Plus, any media partner would almost certainly want cost certainty over a longer term.
"I'd go short-term [deal] and make sure you're not just taking the biggest money," Khan said. "You've got to make sure you keep attention on schools. If there is a streamer that doesn't have a big audience yet and you go exclusive with them, you've got to be a little careful with that."
That is part of the significance of the Pac-12's wait. It could go on much longer. The Big Ten made a strategic decision last year to not put a deadline on its negotiations after commissioner Kevin Warren suggested in May he wanted a new deal by July 4, 2022.
Six weeks later, the actual deal was done.

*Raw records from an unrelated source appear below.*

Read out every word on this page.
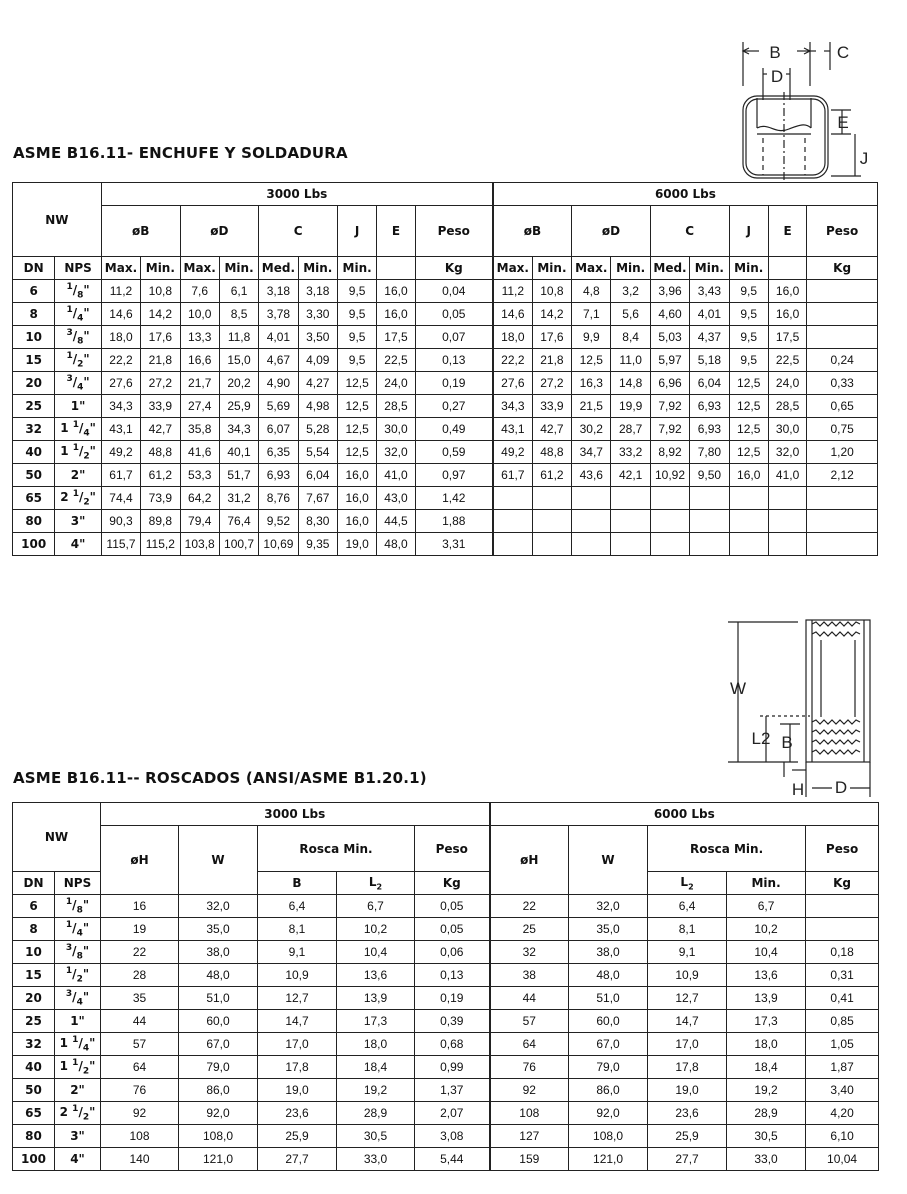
ASME B16.11- ENCHUFE Y SOLDADURA
NW		3000 Lbs									6000 Lbs								
		øB		øD		C		J	E	Peso	øB		øD		C		J	E	Peso
DN	NPS	Max.	Min.	Max.	Min.	Med.	Min.	Min.		Kg	Max.	Min.	Max.	Min.	Med.	Min.	Min.		Kg
6	$^1/_8$"	11,2	10,8	7,6	6,1	3,18	3,18	9,5	16,0	0,04	11,2	10,8	4,8	3,2	3,96	3,43	9,5	16,0	
8	$^1/_4$"	14,6	14,2	10,0	8,5	3,78	3,30	9,5	16,0	0,05	14,6	14,2	7,1	5,6	4,60	4,01	9,5	16,0	
10	$^3/_8$"	18,0	17,6	13,3	11,8	4,01	3,50	9,5	17,5	0,07	18,0	17,6	9,9	8,4	5,03	4,37	9,5	17,5	
15	$^1/_2$"	22,2	21,8	16,6	15,0	4,67	4,09	9,5	22,5	0,13	22,2	21,8	12,5	11,0	5,97	5,18	9,5	22,5	0,24
20	$^3/_4$"	27,6	27,2	21,7	20,2	4,90	4,27	12,5	24,0	0,19	27,6	27,2	16,3	14,8	6,96	6,04	12,5	24,0	0,33
25	1"	34,3	33,9	27,4	25,9	5,69	4,98	12,5	28,5	0,27	34,3	33,9	21,5	19,9	7,92	6,93	12,5	28,5	0,65
32	1 $^1/_4$"	43,1	42,7	35,8	34,3	6,07	5,28	12,5	30,0	0,49	43,1	42,7	30,2	28,7	7,92	6,93	12,5	30,0	0,75
40	1 $^1/_2$"	49,2	48,8	41,6	40,1	6,35	5,54	12,5	32,0	0,59	49,2	48,8	34,7	33,2	8,92	7,80	12,5	32,0	1,20
50	2"	61,7	61,2	53,3	51,7	6,93	6,04	16,0	41,0	0,97	61,7	61,2	43,6	42,1	10,92	9,50	16,0	41,0	2,12
65	2 $^1/_2$"	74,4	73,9	64,2	31,2	8,76	7,67	16,0	43,0	1,42									
80	3"	90,3	89,8	79,4	76,4	9,52	8,30	16,0	44,5	1,88									
100	4"	115,7	115,2	103,8	100,7	10,69	9,35	19,0	48,0	3,31									
ASME B16.11-- ROSCADOS (ANSI/ASME B1.20.1)
NW		3000 Lbs					6000 Lbs				
		øH	W	Rosca Min.		Peso	øH	W	Rosca Min.		Peso
DN	NPS			B	$L_2$	Kg			$L_2$	Min.	Kg
6	$^1/_8$"	16	32,0	6,4	6,7	0,05	22	32,0	6,4	6,7	
8	$^1/_4$"	19	35,0	8,1	10,2	0,05	25	35,0	8,1	10,2	
10	$^3/_8$"	22	38,0	9,1	10,4	0,06	32	38,0	9,1	10,4	0,18
15	$^1/_2$"	28	48,0	10,9	13,6	0,13	38	48,0	10,9	13,6	0,31
20	$^3/_4$"	35	51,0	12,7	13,9	0,19	44	51,0	12,7	13,9	0,41
25	1"	44	60,0	14,7	17,3	0,39	57	60,0	14,7	17,3	0,85
32	1 $^1/_4$"	57	67,0	17,0	18,0	0,68	64	67,0	17,0	18,0	1,05
40	1 $^1/_2$"	64	79,0	17,8	18,4	0,99	76	79,0	17,8	18,4	1,87
50	2"	76	86,0	19,0	19,2	1,37	92	86,0	19,0	19,2	3,40
65	2 $^1/_2$"	92	92,0	23,6	28,9	2,07	108	92,0	23,6	28,9	4,20
80	3"	108	108,0	25,9	30,5	3,08	127	108,0	25,9	30,5	6,10
100	4"	140	121,0	27,7	33,0	5,44	159	121,0	27,7	33,0	10,04
B	C
D
E
J
W
L2 B
H D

The Pac-12 projections for closure remain open ended.
"[The Pac-12] got caught off guard, which is the worst thing that can happen in business," Khan added. "We had heard some buzz about USC leaving the Pac-12. Had not heard UCLA. Then, boom, lo and behold, both of those schools left. I didn't love that I saw some complaining about it, after, by the Pac-12. Complaining is not a strategy."